Jazz Pharmaceuticals plc, a biopharmaceutical company, announced that the US Food and Drug Administration (FDA) approved a revised label for Vyxeos (daunorubicin and cytarabine) to include a new indication to treat newly-diagnosed therapy-related acute myeloid leukemia (t-AML) or AML with myelodysplasia-related changes (AML-MRC) in pediatric patients aged one year and older.
The approval of Vyxeos for this indication is supported by safety data from two single-arm trials AAML1421, conducted by the Children's Oncology Group (COG) and CPX-MA-1201, conducted by Cincinnati Children's Hospital (CCH) and evidence of effectiveness from an adequate and well-controlled study in adults.
"At Jazz Pharmaceuticals, we believe all patients living with complex conditions deserve solutions, and work diligently to expand the science behind our therapies to ensure the greatest number of patients can benefit from our medicines," said Robert Iannone, M.D., M.S.C.E., executive vice president, research and development and chief medical officer of Jazz Pharmaceuticals. "While pediatric patients represent a relatively small percentage of total AML patients, there is a critical need for more effective therapies in this setting. With the expansion of the Vyxeos label to include the pediatric population, Jazz demonstrates our continued commitment to broadening our cancer research and focusing on the people for whom we can have the greatest impact."
Safety and pharmacokinetics of Vyxeos in children and young adults were established in two clinical studies that enrolled patients with AML or relapsed/refractory hematologic malignancies. Thirty-eight pediatric patients aged one to 21 years of age with AML in first relapse were enrolled in the phase 1/2 AAML1421 study conducted by COG, and 27 patients aged one to 19 years with relapsed/refractory hematologic malignancies were enrolled in the phase 1 CPX-MA-1201 study conducted by CCH. Both studies found no differences in the safety profile based on age. The use of Vyxeos for this indication is supported by evidence of effectiveness from study CPX351-301 in adult patients.

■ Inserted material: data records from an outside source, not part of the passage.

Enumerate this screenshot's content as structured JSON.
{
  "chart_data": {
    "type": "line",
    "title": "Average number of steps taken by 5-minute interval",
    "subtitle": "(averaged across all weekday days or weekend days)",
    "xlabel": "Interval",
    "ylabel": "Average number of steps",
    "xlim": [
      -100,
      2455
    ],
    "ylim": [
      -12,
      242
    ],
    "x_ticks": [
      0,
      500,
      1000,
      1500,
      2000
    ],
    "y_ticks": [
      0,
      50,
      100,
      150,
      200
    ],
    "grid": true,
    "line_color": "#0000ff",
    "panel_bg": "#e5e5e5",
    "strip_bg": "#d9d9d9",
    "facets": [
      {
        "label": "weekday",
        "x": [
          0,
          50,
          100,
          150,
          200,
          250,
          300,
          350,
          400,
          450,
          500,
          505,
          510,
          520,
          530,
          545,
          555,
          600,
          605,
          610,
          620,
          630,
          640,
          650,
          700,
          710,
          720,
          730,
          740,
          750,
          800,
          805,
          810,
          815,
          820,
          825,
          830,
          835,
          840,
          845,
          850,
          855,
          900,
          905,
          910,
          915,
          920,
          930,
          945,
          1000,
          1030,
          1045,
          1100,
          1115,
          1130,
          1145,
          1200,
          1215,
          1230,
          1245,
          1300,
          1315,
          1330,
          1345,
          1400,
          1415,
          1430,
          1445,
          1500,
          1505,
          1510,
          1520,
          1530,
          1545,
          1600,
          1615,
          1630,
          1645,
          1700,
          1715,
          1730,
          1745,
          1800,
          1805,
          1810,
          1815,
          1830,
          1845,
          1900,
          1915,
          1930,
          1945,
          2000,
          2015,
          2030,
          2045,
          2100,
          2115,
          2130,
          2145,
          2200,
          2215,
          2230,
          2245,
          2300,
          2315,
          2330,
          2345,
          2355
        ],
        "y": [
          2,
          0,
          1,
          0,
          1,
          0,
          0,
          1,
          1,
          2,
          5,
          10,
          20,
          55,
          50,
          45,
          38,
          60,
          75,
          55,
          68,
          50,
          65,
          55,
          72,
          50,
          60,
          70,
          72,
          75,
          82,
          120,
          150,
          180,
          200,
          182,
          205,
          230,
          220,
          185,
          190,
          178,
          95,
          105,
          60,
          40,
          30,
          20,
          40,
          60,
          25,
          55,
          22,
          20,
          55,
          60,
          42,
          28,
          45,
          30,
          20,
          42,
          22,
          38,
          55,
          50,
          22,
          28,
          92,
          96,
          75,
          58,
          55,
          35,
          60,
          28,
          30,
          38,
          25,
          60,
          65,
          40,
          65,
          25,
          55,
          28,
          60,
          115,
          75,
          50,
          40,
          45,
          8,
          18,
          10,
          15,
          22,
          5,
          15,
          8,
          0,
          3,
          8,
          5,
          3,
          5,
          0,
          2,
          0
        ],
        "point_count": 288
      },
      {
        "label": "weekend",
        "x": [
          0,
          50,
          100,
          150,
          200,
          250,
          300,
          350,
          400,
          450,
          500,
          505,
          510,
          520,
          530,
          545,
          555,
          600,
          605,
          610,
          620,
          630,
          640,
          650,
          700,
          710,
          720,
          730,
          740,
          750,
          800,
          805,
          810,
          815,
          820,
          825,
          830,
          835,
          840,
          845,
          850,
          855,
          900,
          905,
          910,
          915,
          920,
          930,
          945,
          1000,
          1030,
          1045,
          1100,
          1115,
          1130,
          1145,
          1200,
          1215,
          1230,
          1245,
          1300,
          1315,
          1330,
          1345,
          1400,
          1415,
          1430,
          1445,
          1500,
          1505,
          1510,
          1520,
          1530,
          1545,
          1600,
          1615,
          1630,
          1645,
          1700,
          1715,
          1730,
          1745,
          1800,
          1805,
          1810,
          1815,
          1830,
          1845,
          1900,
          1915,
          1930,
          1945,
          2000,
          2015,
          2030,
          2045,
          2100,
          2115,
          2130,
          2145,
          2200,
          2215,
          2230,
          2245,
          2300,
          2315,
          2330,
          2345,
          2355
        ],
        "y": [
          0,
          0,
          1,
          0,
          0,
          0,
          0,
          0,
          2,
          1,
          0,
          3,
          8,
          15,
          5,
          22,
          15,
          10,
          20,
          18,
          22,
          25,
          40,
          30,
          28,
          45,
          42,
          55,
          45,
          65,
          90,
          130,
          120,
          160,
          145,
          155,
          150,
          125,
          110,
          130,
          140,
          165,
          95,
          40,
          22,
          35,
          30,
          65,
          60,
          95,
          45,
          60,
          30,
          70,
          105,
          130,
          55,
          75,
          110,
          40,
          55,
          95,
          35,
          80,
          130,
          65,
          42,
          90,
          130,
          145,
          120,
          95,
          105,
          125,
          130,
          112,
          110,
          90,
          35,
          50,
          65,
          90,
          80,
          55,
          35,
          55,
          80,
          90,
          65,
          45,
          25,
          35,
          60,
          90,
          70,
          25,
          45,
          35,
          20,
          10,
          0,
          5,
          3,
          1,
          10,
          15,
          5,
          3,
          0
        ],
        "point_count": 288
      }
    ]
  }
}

"The expansion of the Vyxeos label to include children is a welcome and necessary advancement in support of some of our most vulnerable patients," said Dr. Edward Anders Kolb, M.D., director of the Center for Cancer and Blood Disorders at Nemours/Alfred I. DuPont Hospital for Children and chair of myeloid disease committee at COG. "Jazz has been a wonderful partner in pediatric drug development and we are grateful for the continued work being done to provide safe and effective therapies for children."
Vyxeos (daunorubicin and cytarabine) is a liposomal combination of daunorubicin, an anthracycline topoisomerase inhibitor, and cytarabine, a nucleoside metabolic inhibitor, that is indicated for the treatment of newly-diagnosed therapy-related acute myeloid leukemia (t-AML) or AML with myelodysplasia-related changes (AML-MRC) in adults and pediatric patients 1 year and older.
Acute myeloid leukemia (AML) is a type of cancer in which the bone marrow makes abnormal myeloblasts (a type of white blood cell), red blood cells, or platelets. It can sometimes spread to other parts of the body including the lymph nodes, liver, spleen, central nervous system (brain and spinal cord), and testicles. AML is a relatively rare disease representing 1.1 percent of all new cancer cases. It is estimated that more than 19,500 people will be diagnosed with AML in the United States this year with the potential for more than 11,000 people to die from the disease.
The median age at diagnosis is 68 years old, with rising age associated with a progressively worsening prognosis.7 AML in children makes up a small portion of the overall AML population (4.5% occurs in patients < 20 years old). Further, t-AML and AML-MRC in pediatric AML are very rare subtypes of this group accompanied by poor prognosis. There is also a reduced tolerance for intensive chemotherapy as patients age. AML has the lowest survival rate of any other form of leukemia. Patients with newly diagnosed therapy-related AML or AML with myelodysplasia-related changes may have a particularly poor prognosis. A hematopoietic stem cell transplant may be a curative treatment option for patients.